Interesting, didn't know about it. IMO (and I'm quite aware I'm alone on this) this is unfortunate. I love Glorantha because it is (or most of it is) a window for a new and misterious world. Things like the one above destroy my suspention of desbilief. If I want 'a parody of industrialised factory-age culture', I'll just pick a Charlot movie.
> Note that I've seen a highly amusing -- yes, it's that "fun" thing
> again: Gods, does the man think of nothing else when he's playing
> games -- scenario by Mike McGloin and Oliver Jovanovic, set in an
> orthodox Mostali society, where the PCs are all secretly heretical.
> This borrowed heavily from the idioms of the "Paranoia" RPG
Sometime ago I compared Orthodox Mostali to the "Paranoia" RPG. You just confirmed my intuition. The problem is that if I want to play "Paranoia" I'll play it, not Glorantha. If I play both it's for fun, only that its two different ways of having fun and I don't like to mix them or I'll stop to have fun (desclaimer: I'm talking about Myself not about Everybody in general or Nick in particular :-).
> So all the dwarf PCs try to *look* "holier than thou" -- ultra-
> orthodox, above suspicion, etc. -- in order not to be suspected
> of deviance by the Nidan Conclave (Paranoia players would say,
> "The Computer"). (But maybe that's too enjoy-able for the apparent
> Portuguese role-playing idiom?)
Let us see with an example if I catch your concept: An old barber I know told-me what happened to him in 1940. He was working in a barber-shop and a client - an important person in the Portuguese right-wing dictatorship that survived until the 70s - asked him who he thought would win the war: Britain or Germany. He tried to avoid the question, but finally answered that it would be Britain. Everybody laughed. By the end of the week the owner of the shop (who liked him a lot) told him he would have to go away (a certain important client had advised him on that sense). Is that enjoy-able enough?
I mean, I see Glorantha as a place for tragedy, drama, epic action. I prefer not to use it for tragy-comedy or "Opera Buffa".

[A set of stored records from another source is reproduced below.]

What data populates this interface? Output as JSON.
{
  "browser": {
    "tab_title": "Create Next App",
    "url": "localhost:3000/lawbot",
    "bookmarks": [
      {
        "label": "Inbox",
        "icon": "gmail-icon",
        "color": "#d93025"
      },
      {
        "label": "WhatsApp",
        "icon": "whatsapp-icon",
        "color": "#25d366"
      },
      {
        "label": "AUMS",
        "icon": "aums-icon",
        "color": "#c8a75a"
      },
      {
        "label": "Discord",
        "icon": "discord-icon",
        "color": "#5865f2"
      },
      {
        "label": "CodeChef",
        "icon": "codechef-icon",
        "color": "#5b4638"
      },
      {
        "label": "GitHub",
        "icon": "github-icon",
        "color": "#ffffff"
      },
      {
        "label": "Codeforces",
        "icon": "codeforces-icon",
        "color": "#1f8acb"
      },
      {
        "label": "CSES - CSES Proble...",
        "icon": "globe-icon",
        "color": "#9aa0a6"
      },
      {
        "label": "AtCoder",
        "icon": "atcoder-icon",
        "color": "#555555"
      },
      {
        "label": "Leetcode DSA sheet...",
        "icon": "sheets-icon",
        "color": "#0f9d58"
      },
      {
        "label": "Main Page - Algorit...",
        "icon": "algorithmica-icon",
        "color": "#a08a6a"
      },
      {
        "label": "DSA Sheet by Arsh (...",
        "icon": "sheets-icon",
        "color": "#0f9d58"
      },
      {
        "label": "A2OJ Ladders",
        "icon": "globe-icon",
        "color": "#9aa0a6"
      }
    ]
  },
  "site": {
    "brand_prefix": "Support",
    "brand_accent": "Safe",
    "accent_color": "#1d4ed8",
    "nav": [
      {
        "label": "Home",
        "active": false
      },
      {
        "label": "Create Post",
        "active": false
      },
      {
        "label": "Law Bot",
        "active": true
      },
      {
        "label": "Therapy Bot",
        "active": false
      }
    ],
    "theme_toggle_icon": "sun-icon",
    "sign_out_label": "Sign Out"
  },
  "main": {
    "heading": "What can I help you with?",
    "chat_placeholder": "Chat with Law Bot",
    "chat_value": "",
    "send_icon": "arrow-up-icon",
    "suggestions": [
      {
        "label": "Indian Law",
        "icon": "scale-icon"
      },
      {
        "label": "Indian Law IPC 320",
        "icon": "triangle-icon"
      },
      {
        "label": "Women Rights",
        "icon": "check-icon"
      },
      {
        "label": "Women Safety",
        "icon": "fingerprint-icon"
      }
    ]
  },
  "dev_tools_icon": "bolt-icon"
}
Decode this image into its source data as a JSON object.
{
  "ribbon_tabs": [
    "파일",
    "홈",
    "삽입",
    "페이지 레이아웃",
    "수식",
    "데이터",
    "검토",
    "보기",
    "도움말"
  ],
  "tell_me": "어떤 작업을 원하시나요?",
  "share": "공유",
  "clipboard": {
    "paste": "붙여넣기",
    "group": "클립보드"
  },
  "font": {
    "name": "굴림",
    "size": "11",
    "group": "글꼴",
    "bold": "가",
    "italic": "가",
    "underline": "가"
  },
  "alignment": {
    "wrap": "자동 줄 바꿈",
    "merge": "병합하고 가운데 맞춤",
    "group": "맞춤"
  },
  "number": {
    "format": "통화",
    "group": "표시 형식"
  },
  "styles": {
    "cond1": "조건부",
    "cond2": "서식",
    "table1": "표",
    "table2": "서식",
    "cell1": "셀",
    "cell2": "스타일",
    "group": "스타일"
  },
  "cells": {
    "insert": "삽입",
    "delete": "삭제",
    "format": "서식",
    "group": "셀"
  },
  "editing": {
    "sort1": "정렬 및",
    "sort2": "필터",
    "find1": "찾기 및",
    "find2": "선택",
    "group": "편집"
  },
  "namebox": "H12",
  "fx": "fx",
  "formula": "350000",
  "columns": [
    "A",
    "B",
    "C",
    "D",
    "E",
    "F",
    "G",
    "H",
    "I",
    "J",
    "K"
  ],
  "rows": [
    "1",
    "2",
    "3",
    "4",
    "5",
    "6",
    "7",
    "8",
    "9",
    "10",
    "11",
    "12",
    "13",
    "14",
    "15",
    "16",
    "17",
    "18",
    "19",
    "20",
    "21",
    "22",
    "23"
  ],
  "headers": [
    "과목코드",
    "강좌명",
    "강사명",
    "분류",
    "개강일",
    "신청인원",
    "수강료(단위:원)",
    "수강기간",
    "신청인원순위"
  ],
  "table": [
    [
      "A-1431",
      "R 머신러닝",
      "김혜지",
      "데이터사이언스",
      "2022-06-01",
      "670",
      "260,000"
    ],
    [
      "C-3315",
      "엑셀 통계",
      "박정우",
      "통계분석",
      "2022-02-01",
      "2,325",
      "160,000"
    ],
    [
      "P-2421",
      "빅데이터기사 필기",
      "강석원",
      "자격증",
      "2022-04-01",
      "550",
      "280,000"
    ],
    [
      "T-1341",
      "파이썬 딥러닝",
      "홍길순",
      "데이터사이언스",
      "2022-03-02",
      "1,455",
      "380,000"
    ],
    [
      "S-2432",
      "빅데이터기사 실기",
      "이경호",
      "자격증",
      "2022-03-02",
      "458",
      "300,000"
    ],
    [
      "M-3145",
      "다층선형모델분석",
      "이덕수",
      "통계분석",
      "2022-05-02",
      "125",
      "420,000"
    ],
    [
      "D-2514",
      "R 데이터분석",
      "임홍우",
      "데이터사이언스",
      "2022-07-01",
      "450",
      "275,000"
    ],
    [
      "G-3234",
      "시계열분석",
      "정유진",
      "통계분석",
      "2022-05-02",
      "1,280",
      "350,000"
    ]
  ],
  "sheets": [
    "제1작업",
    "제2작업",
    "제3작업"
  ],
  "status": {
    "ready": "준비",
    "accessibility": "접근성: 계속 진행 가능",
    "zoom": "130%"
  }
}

> It's obviously easier for GMs to run scenarios and campaigns where
> every player shares common objectives. This is why single-culture
> (and single-cult) adventures and scenarios are usually so much more
> interesting than generic dungeon-bashes
I agree that it's easier, but I don't think that playing multi-culture or multi-cult adventures results in generic dungeon-bashes. This means that there can be more complexity and a more envolving playing experience. It all depends on the players.
>> [skip the demonstration that my examples could perfectly be
>> applied in Glorantha]
>
> That's the point: it's not a "demonstration of your examples", it's
> a flat statement of accepted Gloranthan background, much of which
> can be found in the major recent source for the Elder Races. But you
> wrote this off as "silly" (why?), and proposed "your examples" as,
> one is forced to presume, some novel alternative.
>> After all, Nick, it wasn't me that wrote:
>> - That trolls are like head-bangers (remenber the discussion about
>> troll music?)
>> - About the *hilarity value of a "broken" dwarf*
>> - About the *the f***ing Ducks*
>> - About heavily RW-human-based sexuality for trolls
>> - About trolls eating what-ever-you-like *'a l'orange*
>> and other very, very human inspired cliches... :-)
>
> Sadly, it wasn't. I live in hope that your contributions will, in
> time, be as amusing and interesting as these bygone gems. :-)
BTW, does the Nidan Conclave allow dwarfs to have different cuts of their beards? And do dwarfs sleep with their berds below or above their eiderdown?